Cela est dramatiquement et tragiquement faux.
Des millions de mètres cube d'eau contaminée
Tout
d'abord, les autorités japonaises - j'ai rencontré le secrétaire d'Etat
à l'Environnement, le vice-ministre de l'Environnement et le
vice-gouverneur de Fukushima - reconnaissent que la catastrophe est en
cours et que rien n'est réglé. Les informations sont très rares.
Les
autorités admettent que trois cœurs nucléaires ont fondu et que les
cuves ont été transpercées. Cependant, ils ignorent ce qu'il se passe
aujourd'hui, en particulier ce point vital de savoir si le radié a été
percé par le corium ou non, ce qui signifierait, bien entendu, la
pollution irréversible de la nappe phréatique.
Concernant le
traitement de l'eau, Greenpeace considère qu'il vient à peine de
débuter. Les autorités reconnaissent l'entassement de boues radioactives
dont évidemment personne ne veut parler mais aussi les millions de
mètres cube d'eau contaminée.
Les dosimètres encore bloqués à l'aéroport
En
second lieu, et c'est tout aussi préoccupant, la situation des familles
qui vivent dans la région de Fukushima est, au sens propre du terme,
véritablement tragique. J'ai passé près de deux heures avec
l'association, qui regroupe plusieurs centaines de familles et qui est
animée par des femmes déterminées et révoltées.

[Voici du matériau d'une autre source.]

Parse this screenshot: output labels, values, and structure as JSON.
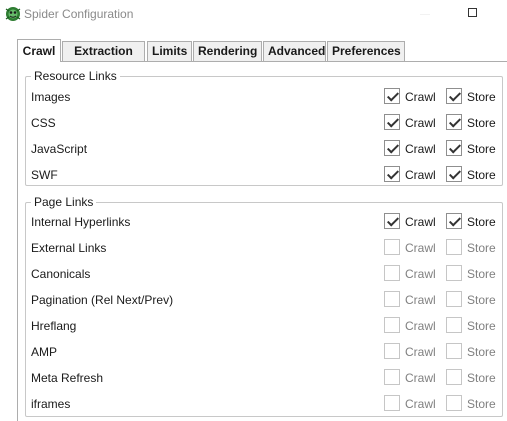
{
  "window": {
    "title": "Spider Configuration",
    "icon": "spider-frog-icon"
  },
  "tabs": [
    {
      "label": "Crawl",
      "active": true
    },
    {
      "label": "Extraction",
      "active": false
    },
    {
      "label": "Limits",
      "active": false
    },
    {
      "label": "Rendering",
      "active": false
    },
    {
      "label": "Advanced",
      "active": false
    },
    {
      "label": "Preferences",
      "active": false
    }
  ],
  "resource_links": {
    "legend": "Resource Links",
    "crawl_label": "Crawl",
    "store_label": "Store",
    "rows": [
      {
        "label": "Images",
        "crawl": true,
        "store": true
      },
      {
        "label": "CSS",
        "crawl": true,
        "store": true
      },
      {
        "label": "JavaScript",
        "crawl": true,
        "store": true
      },
      {
        "label": "SWF",
        "crawl": true,
        "store": true
      }
    ]
  },
  "page_links": {
    "legend": "Page Links",
    "crawl_label": "Crawl",
    "store_label": "Store",
    "rows": [
      {
        "label": "Internal Hyperlinks",
        "crawl": true,
        "store": true
      },
      {
        "label": "External Links",
        "crawl": false,
        "store": false
      },
      {
        "label": "Canonicals",
        "crawl": false,
        "store": false
      },
      {
        "label": "Pagination (Rel Next/Prev)",
        "crawl": false,
        "store": false
      },
      {
        "label": "Hreflang",
        "crawl": false,
        "store": false
      },
      {
        "label": "AMP",
        "crawl": false,
        "store": false
      },
      {
        "label": "Meta Refresh",
        "crawl": false,
        "store": false
      },
      {
        "label": "iframes",
        "crawl": false,
        "store": false
      }
    ]
  }
}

On peut les comprendre. Ce qui leur est arrivé rappelle de très près ce que nous avons vécu avec
Tchernobyl et la manière dont les choses se mettent en place nous renvoie au spectre du passé.
Tout
d'abord, et même si on peut comprendre que, vivant en même temps un
tremblement de terre et un tsunami, la situation était passablement
désorganisée, l'organisation météorologique japonaise était tout de même
dans l'incapacité suspecte de fournir les cartes des vents au moment de
la catastrophe de Fukushima. Les populations n'avaient aucune idée d'où
venaient les vents.
Aucune instruction ne leur a été donnée,
aucune pastille d'iode ne leur a été distribuée. Il a fallu attendre
plus d'un mois pour qu'elles puissent disposer d'une information
publique sur le niveau de contamination et aujourd'hui, ce sont 40 000
dosimètres qui restent bloqués par décision politique à l'aéroport de
Tokyo. Les familles ne savent donc pas quel est le niveau de la
radioactivité dans laquelle elles vivent.

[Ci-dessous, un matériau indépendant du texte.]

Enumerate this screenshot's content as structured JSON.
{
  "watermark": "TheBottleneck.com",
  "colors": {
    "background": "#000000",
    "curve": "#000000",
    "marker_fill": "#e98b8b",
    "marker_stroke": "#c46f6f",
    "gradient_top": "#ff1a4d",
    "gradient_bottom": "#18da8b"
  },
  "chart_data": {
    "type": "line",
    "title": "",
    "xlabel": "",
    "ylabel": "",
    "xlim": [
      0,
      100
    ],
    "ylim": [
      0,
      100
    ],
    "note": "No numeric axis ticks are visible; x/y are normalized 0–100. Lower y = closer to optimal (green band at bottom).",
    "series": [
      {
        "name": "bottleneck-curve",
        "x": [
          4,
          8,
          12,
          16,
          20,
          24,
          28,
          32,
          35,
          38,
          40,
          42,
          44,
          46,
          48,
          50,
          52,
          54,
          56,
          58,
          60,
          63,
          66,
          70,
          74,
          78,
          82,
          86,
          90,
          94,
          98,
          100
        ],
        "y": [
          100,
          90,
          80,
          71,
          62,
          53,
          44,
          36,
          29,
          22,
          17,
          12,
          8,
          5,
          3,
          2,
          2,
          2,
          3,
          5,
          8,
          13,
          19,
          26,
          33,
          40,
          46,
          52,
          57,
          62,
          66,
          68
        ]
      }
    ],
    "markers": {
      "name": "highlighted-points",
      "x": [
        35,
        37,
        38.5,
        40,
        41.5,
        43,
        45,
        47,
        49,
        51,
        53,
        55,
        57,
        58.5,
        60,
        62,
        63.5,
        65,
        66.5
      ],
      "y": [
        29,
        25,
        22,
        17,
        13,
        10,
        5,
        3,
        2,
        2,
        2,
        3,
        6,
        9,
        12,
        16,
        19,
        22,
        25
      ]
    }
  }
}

Les mères inquiètes pour leurs enfants
Sur
le plan de l'alimentation, des prélèvements sont faits mais leurs
résultats sont donnés bien après que les aliments ont été mis sur le
marché et consommés. L'essentiel pour ces mères est, bien entendu, la
situation de leurs enfants.
Au Japon, comme partout dans les pays membres de
l'AIEA,
le niveau admissible pour les populations est de 1 millisievert par an.
Il est de 20 millisieverts pour les travailleurs du nucléaire.

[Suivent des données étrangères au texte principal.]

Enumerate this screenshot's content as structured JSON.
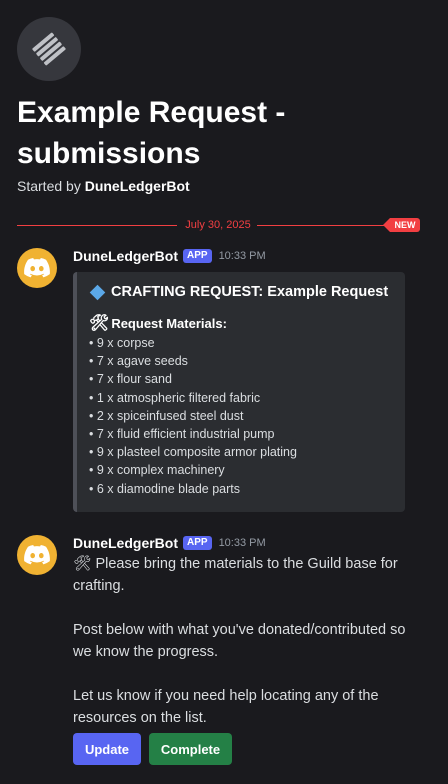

Aujourd'hui, dans les zones où vivent ces gens, dans la préfecture de
Fukushima, le niveau est largement supérieur avec 5 millisieverts,
jusque parfois 20 millisieverts.
Ces femmes exigent pour leurs
enfants comme pour elles-mêmes le droit de vivre dans un environnement à
1 millisievert. Le problème est que personne n'a les moyens de répondre
positivement à leurs questions.
Il faut envisager une évacuation plus large
Deux
solutions sont envisageables : soit la décontamination - et on en parle
beaucoup au Japon - soit l'évacuation. Il semblerait que quelques cours
de récréation aient fait l'objet d'une décontamination, qui consiste à
retirer 50 à 60 cm de terre, dont on ne sait du reste pas où on va la
stocker.
Cela permet de réduire le niveau de la pollution.
C'est peut-être possible au niveau local avec des résultats qu'il
conviendrait de vérifier. C'est évidemment impossible à l'échelle d'une
préfecture entière.
De ce fait, c'est bien la deuxième solution
qu'il faut envisager. Elle consiste bien évidemment à permettre aux gens
qui le veulent de partir. Mais pour qu'ils puissent s'en aller, encore
faut-il leur permettre d'aller vivre ailleurs.
La vérité de la
situation, et c'est là tout son aspect tragique, c'est que les autorités
japonaises font ce qu'elles peuvent dans une certaine mesure.
Toutefois, puisque l'information est confisquée, les moyens donnés aux
gens pour connaître la réalité de la situation leur sont refusés.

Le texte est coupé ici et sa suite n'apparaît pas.